BiG’s announcement raises the question if this represents the beginning of stricter regulations imposed on cryptocurrencies, as Portugal was among the countries which promoted and facilitated the crypto space. Also, the financial institution’s decision comes during a period of scaled focus from European authorities, including the European Central Bank (ECB) and the Bank of Portugal, on Anti-Money Laundering (AML) and counter-terrorism financing (CTF). However, other banks operating in the region, like Caixa Geral de Depósitos, still support fiat transfers to crypto platforms, in turn underlining that BiG’s move is not a nationwide shift.
Furthermore, BiG’s choice falls in line with the EU’s new Markets in Crypto-Assets Regulation (MiCA), which centres around developing uniform rules for digital assets across Europe. Yet, the announcement underlines that even within the same region, financial institutions can have different interpretations of these regulatory requirements.
BiG’s latest decision begged the question if Portugal’s more restrictive tactic could influence crypto investors to focus on other countries and regions, potentially leading to a regression in the nation’s economy.

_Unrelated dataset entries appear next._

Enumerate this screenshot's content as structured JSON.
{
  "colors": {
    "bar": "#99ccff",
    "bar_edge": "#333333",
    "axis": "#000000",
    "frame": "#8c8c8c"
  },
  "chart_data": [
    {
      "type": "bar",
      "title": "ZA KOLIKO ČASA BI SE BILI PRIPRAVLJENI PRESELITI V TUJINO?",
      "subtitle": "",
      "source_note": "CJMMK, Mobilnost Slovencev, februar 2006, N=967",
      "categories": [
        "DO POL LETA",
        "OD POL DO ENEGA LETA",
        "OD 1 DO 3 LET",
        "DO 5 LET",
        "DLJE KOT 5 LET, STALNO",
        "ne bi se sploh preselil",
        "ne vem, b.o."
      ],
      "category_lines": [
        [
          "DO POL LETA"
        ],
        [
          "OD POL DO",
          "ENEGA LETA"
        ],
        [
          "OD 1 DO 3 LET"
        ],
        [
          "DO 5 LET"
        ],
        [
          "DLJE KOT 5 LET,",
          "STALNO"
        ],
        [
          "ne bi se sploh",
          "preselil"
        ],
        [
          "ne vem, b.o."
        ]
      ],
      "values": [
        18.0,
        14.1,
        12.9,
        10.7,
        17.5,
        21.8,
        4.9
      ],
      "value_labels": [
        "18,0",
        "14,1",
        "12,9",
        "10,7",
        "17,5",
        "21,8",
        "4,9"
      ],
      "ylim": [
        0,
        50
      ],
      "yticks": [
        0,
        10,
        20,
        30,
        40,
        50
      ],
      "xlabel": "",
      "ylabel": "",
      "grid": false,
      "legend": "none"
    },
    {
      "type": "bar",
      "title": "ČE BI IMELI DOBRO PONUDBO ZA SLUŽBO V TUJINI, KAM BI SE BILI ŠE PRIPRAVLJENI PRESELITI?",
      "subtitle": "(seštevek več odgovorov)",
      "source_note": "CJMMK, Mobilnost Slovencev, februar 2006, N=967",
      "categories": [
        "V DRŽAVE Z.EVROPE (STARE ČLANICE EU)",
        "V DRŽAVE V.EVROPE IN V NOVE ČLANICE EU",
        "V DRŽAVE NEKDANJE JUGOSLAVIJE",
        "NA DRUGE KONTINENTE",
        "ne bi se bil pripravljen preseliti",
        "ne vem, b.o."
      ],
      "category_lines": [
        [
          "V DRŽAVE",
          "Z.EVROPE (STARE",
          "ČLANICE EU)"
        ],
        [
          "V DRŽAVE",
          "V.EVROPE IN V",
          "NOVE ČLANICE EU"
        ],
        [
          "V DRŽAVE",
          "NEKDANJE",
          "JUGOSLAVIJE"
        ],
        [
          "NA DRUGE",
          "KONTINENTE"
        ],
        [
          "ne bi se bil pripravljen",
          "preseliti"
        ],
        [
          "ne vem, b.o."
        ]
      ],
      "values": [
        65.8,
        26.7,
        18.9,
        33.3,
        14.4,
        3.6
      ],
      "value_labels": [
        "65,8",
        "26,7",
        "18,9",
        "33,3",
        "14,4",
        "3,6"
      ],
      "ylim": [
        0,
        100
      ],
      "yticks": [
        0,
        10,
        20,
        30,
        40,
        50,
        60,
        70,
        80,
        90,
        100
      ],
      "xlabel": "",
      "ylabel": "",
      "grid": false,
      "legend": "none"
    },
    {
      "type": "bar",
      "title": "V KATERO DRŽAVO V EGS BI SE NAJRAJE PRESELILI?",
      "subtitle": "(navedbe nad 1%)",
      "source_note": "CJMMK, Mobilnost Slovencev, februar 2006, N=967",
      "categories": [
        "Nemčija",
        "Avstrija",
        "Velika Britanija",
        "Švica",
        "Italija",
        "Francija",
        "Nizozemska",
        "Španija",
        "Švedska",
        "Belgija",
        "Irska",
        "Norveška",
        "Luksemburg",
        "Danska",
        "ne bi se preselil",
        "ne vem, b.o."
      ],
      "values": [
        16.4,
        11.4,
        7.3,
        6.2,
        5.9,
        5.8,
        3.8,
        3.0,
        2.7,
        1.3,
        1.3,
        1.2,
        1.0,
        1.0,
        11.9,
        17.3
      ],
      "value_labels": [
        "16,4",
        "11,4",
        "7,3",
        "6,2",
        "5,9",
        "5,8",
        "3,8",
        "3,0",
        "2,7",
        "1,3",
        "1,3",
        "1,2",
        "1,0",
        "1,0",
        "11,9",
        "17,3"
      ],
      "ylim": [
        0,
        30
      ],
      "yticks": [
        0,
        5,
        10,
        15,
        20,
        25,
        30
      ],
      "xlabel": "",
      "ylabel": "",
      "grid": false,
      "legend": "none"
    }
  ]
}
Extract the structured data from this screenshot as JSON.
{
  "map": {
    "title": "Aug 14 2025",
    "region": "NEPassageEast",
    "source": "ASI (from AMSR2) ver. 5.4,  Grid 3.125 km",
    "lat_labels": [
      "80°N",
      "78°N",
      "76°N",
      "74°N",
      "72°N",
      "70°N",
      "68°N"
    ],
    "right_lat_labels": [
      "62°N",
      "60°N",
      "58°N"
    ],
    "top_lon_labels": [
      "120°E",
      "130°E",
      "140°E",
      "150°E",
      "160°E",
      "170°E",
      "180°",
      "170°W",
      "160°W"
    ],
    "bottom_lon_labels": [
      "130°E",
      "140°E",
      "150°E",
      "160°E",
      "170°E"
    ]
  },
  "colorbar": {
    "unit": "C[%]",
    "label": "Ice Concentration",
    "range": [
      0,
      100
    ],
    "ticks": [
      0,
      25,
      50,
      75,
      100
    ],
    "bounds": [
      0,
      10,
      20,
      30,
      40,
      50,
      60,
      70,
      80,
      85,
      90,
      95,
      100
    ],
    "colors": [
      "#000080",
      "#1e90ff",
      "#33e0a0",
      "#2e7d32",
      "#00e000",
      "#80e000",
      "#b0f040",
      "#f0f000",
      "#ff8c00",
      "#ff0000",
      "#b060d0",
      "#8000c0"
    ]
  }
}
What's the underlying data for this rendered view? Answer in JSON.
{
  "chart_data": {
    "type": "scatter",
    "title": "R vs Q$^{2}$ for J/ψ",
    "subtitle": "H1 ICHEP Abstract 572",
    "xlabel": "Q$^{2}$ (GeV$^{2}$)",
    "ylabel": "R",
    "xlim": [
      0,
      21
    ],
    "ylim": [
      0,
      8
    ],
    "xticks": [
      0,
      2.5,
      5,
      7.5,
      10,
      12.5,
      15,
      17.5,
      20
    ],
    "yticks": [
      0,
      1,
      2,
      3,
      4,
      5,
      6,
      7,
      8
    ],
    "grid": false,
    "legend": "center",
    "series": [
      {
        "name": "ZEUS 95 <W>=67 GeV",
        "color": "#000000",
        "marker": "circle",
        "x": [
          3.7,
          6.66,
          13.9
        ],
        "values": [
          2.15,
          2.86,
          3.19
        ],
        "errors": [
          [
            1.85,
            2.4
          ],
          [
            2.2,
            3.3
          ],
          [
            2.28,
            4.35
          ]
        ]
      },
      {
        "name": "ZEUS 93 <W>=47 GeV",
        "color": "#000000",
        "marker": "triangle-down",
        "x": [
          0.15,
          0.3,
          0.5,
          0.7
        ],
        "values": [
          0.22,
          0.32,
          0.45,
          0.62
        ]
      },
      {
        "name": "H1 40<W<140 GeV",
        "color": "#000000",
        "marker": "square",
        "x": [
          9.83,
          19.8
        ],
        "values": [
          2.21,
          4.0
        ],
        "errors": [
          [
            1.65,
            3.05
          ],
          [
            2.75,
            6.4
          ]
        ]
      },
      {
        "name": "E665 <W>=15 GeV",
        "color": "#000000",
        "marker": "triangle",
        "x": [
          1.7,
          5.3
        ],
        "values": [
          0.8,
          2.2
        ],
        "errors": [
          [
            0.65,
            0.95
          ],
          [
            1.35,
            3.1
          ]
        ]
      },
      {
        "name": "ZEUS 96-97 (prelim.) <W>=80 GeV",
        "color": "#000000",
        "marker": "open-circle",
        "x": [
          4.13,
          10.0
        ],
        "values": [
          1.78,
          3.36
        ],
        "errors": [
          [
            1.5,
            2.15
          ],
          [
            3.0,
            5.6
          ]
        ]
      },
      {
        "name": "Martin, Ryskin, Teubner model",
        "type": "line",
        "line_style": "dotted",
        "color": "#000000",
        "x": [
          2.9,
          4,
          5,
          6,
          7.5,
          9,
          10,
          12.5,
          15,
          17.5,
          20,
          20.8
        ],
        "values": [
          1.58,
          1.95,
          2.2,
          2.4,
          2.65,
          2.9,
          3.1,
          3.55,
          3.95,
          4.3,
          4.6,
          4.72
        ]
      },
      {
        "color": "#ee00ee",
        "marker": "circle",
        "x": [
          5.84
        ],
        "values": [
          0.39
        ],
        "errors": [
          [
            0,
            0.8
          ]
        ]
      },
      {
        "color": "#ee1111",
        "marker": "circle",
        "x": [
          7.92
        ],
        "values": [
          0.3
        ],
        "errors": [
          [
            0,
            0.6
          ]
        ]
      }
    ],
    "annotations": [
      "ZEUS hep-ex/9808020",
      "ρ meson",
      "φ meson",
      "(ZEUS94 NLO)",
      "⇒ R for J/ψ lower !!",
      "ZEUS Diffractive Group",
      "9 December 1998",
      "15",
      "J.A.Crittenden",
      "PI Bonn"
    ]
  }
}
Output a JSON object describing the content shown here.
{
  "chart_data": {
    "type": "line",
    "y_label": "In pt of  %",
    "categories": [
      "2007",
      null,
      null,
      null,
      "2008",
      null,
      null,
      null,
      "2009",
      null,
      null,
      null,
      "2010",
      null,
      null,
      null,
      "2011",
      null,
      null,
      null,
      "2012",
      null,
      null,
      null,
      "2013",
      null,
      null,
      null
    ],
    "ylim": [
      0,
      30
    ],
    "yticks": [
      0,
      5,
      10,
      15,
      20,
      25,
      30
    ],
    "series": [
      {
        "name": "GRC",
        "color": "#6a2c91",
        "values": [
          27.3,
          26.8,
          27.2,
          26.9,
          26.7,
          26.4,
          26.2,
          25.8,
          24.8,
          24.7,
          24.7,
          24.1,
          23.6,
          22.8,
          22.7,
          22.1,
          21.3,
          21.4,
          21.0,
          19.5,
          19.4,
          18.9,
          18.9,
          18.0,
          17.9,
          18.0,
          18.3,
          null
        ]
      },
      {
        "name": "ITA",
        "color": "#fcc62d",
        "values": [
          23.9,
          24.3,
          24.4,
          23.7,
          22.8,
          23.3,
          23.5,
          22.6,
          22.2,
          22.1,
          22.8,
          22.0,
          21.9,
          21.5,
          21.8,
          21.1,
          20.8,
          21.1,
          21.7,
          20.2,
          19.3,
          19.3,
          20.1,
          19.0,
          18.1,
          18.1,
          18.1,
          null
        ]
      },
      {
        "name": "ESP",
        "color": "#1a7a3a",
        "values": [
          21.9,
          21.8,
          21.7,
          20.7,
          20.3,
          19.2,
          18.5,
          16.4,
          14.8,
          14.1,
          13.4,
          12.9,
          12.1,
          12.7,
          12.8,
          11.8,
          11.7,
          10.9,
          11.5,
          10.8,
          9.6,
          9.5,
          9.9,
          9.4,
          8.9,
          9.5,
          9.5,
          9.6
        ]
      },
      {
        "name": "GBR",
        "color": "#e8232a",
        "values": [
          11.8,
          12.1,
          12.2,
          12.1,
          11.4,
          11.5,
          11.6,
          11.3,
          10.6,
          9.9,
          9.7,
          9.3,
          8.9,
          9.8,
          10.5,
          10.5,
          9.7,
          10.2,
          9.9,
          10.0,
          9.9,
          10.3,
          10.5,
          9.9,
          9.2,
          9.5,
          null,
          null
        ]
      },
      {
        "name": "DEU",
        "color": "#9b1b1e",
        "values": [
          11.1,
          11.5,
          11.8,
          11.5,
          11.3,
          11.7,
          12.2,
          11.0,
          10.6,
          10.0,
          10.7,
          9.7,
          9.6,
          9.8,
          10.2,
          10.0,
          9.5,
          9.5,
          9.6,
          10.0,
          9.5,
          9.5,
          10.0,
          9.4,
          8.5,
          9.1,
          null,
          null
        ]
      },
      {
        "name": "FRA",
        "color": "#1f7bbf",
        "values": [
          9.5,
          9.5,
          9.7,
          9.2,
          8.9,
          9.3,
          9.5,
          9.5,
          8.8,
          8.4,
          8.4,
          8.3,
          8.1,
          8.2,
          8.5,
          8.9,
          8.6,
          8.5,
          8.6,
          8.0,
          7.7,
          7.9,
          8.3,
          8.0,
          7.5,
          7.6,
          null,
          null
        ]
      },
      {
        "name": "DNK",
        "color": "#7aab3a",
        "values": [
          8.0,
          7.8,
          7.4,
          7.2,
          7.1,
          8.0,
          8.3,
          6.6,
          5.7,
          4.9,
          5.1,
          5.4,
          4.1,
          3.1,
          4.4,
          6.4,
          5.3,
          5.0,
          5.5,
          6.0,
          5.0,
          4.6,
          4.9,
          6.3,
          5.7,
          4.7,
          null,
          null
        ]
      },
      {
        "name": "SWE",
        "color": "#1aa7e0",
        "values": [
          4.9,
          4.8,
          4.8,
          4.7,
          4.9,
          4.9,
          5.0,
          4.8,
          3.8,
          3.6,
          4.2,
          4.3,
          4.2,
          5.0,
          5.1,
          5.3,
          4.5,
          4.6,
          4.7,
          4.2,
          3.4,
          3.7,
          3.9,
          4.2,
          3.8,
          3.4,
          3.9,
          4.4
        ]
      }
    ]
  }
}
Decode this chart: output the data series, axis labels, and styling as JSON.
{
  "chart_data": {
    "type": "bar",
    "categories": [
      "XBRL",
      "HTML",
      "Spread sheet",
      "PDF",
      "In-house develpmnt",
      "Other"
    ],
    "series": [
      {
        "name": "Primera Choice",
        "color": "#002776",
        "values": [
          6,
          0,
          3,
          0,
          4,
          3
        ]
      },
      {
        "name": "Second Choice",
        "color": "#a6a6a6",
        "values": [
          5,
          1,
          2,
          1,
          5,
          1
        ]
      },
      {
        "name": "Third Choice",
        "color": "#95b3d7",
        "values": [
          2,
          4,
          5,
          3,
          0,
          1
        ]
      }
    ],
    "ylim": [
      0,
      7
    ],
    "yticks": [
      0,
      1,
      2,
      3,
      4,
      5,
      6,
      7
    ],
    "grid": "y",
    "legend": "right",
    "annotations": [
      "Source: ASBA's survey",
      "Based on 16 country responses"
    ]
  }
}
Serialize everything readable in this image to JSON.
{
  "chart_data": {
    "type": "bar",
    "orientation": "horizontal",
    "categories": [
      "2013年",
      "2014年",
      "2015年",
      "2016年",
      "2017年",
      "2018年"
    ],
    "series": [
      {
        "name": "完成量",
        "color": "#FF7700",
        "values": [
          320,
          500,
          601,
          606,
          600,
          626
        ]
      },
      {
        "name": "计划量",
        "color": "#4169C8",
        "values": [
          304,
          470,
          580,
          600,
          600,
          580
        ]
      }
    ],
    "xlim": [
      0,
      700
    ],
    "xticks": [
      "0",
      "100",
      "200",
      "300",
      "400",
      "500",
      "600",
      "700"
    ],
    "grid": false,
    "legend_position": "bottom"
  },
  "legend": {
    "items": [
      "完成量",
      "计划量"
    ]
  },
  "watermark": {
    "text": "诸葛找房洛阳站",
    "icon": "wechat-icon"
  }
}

Despite once being considered crypto-friendly, Portugal has been taking steps to control this sector, most recently imposing a 28% capital gains tax on short-term crypto holdings. Additionally, enforcing new crypto taxes and tighter controls could lead to less innovation in the industry, negatively affecting the sector.
Moreover, Portugal’s view is similar to worldwide trends, with several countries, including El Salvador, minimising their focus on cryptocurrencies due to economic difficulties, while others, such as Switzerland and the Check Republic, continue to facilitate them. BiG’s move raised debates regarding crypto’s future in Portugal, with the local community being uncertain about it.